Trump Administration Weighs Tariff Exemptions for Hyperscalers Tied to Taiwanese Chip Investments
February 10, 2026
The Trump administration is reportedly considering a targeted exemption from upcoming semiconductor tariffs for major US hyperscale cloud providers, a move that seeks to balance the push for domestic chip manufacturing with the immediate needs of the booming data center industry. This potential policy shift underscores the critical role of advanced semiconductors in powering artificial intelligence and cloud services, and the complex geopolitical and supply chain calculations shaping the sector.
According to a report by the Financial Times, the administration is planning to grant carve-outs from forthcoming chip tariffs to technology giants including Amazon, Google, and Microsoft. The exemptions would be directly linked to investment commitments from Taiwanese semiconductor companies, most notably TSMC. Under the proposed framework, these Taiwanese firms would be granted permission to allocate the tariff exemptions to their US-based customers, effectively shielding the hyperscalers from additional costs on imported chips essential for their data center operations. The discussions, which sources caution are still in an early phase with many details unresolved, represent an effort to reconcile the administration's "reshoring" ambitions with the industry's continued near-term reliance on global semiconductor supply chains. This follows a major trade agreement signed between the US and Taiwan in January 2026, which committed Taiwanese semiconductor and technology companies to invest at least $500 billion in US chip production capacity. The deal comprises $250 billion in direct corporate funding, backed by an additional $250 billion in credit guarantees from the Taiwanese government. As part of that January agreement, the US agreed to lower its tariff rate on goods from Taiwan to a maximum of 15 percent, down from 20 percent. It also established specific import allowances: Taiwanese companies planning new US chip fabrication plants can import up to 2.5 times the expected capacity of those facilities tariff-free, while firms with existing US fabs can import 1.5 times their capacity. The potential new carve-out for hyperscalers would build upon this structure, creating a more direct conduit for tariff relief aimed at the end-users fueling demand.

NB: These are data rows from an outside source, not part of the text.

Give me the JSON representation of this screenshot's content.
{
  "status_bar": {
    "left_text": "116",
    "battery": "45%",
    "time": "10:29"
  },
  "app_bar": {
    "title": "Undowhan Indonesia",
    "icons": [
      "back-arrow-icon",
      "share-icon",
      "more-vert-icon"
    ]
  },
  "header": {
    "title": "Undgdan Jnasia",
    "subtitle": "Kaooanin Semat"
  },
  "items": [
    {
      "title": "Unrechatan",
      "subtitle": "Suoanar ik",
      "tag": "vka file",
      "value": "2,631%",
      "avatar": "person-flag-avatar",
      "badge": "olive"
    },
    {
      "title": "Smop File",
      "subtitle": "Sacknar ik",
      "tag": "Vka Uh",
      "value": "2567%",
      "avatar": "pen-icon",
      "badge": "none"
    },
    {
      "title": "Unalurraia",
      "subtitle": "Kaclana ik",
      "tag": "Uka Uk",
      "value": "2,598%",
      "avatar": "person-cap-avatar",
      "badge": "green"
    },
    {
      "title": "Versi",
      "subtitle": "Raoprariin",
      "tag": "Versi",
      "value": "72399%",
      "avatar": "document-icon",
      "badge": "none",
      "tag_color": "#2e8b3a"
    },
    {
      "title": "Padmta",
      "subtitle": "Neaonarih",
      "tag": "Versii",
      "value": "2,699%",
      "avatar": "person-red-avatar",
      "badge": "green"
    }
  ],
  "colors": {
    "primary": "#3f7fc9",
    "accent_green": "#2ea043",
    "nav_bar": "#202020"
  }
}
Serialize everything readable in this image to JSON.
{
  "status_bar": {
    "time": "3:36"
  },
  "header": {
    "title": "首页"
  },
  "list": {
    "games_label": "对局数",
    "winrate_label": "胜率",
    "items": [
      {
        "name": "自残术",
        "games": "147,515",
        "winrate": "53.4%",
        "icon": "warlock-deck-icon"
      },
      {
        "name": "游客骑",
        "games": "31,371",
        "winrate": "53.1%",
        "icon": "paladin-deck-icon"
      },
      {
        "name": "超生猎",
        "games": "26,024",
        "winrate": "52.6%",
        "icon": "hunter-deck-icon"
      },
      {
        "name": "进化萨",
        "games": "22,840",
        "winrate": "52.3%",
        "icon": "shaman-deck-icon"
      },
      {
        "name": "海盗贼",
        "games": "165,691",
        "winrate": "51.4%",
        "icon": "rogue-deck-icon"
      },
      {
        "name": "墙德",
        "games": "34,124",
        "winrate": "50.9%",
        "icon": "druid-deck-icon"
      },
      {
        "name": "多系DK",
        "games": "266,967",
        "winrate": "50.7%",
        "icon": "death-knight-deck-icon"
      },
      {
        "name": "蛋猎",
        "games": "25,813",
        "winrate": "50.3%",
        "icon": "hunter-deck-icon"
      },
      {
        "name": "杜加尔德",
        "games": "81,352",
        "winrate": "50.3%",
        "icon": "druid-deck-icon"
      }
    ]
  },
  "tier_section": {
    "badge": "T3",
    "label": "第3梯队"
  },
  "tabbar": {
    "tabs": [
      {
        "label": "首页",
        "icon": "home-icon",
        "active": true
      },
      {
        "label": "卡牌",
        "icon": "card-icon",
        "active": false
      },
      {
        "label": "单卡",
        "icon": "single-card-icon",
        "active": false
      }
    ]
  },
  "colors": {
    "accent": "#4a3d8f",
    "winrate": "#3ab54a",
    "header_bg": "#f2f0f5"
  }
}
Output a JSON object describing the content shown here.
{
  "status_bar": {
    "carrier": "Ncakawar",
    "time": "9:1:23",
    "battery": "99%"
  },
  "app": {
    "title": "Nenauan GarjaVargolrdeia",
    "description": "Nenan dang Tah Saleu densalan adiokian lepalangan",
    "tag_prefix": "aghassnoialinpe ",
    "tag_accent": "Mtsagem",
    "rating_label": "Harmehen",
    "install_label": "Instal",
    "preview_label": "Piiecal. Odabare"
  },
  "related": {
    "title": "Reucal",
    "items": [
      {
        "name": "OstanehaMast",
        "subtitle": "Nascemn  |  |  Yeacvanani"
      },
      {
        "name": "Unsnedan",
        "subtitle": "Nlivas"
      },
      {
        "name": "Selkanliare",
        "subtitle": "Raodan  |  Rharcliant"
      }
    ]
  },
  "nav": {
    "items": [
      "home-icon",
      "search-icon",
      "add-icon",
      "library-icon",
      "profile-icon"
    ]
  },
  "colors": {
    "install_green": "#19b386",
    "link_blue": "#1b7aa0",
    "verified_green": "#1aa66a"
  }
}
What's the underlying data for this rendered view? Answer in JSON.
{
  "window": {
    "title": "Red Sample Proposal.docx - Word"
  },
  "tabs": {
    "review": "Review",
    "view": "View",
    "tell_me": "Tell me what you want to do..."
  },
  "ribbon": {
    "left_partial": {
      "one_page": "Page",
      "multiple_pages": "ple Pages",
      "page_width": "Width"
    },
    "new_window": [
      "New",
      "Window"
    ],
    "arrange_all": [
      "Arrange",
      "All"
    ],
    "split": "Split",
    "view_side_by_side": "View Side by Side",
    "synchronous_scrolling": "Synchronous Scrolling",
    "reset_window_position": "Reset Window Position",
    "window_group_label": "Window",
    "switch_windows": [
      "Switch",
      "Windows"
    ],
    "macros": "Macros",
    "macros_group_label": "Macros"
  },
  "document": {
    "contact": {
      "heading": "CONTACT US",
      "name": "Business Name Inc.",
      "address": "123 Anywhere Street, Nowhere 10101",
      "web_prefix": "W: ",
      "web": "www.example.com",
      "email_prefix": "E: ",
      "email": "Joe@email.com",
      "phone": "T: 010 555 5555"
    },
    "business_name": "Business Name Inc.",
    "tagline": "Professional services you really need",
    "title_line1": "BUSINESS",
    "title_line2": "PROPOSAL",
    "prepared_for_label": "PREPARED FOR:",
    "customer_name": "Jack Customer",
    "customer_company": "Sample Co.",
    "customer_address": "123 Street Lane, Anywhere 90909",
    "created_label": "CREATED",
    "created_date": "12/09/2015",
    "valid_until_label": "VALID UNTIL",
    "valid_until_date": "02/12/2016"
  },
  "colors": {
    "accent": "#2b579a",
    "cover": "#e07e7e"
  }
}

The broader context is a planned US tariff regime on semiconductors, proclaimed by the White House shortly after the US-Taiwan trade deal was announced. While the government stated that tariffs would not apply to chips imported to support the buildout of the US technology supply chain—including for data centers—the reported discussions indicate a more nuanced, incentive-based approach is being formulated. If implemented, this policy could significantly ease cost pressures on cloud providers amid an unprecedented AI-driven demand surge for computing power. It also reinforces the strategic interdependence between US technology firms and Taiwan's semiconductor industry, using trade policy to incentivize onshore investment while maintaining access to vital components. The outcome will have substantial implications for the cost structure of data center operators and the pace of AI infrastructure deployment across the United States.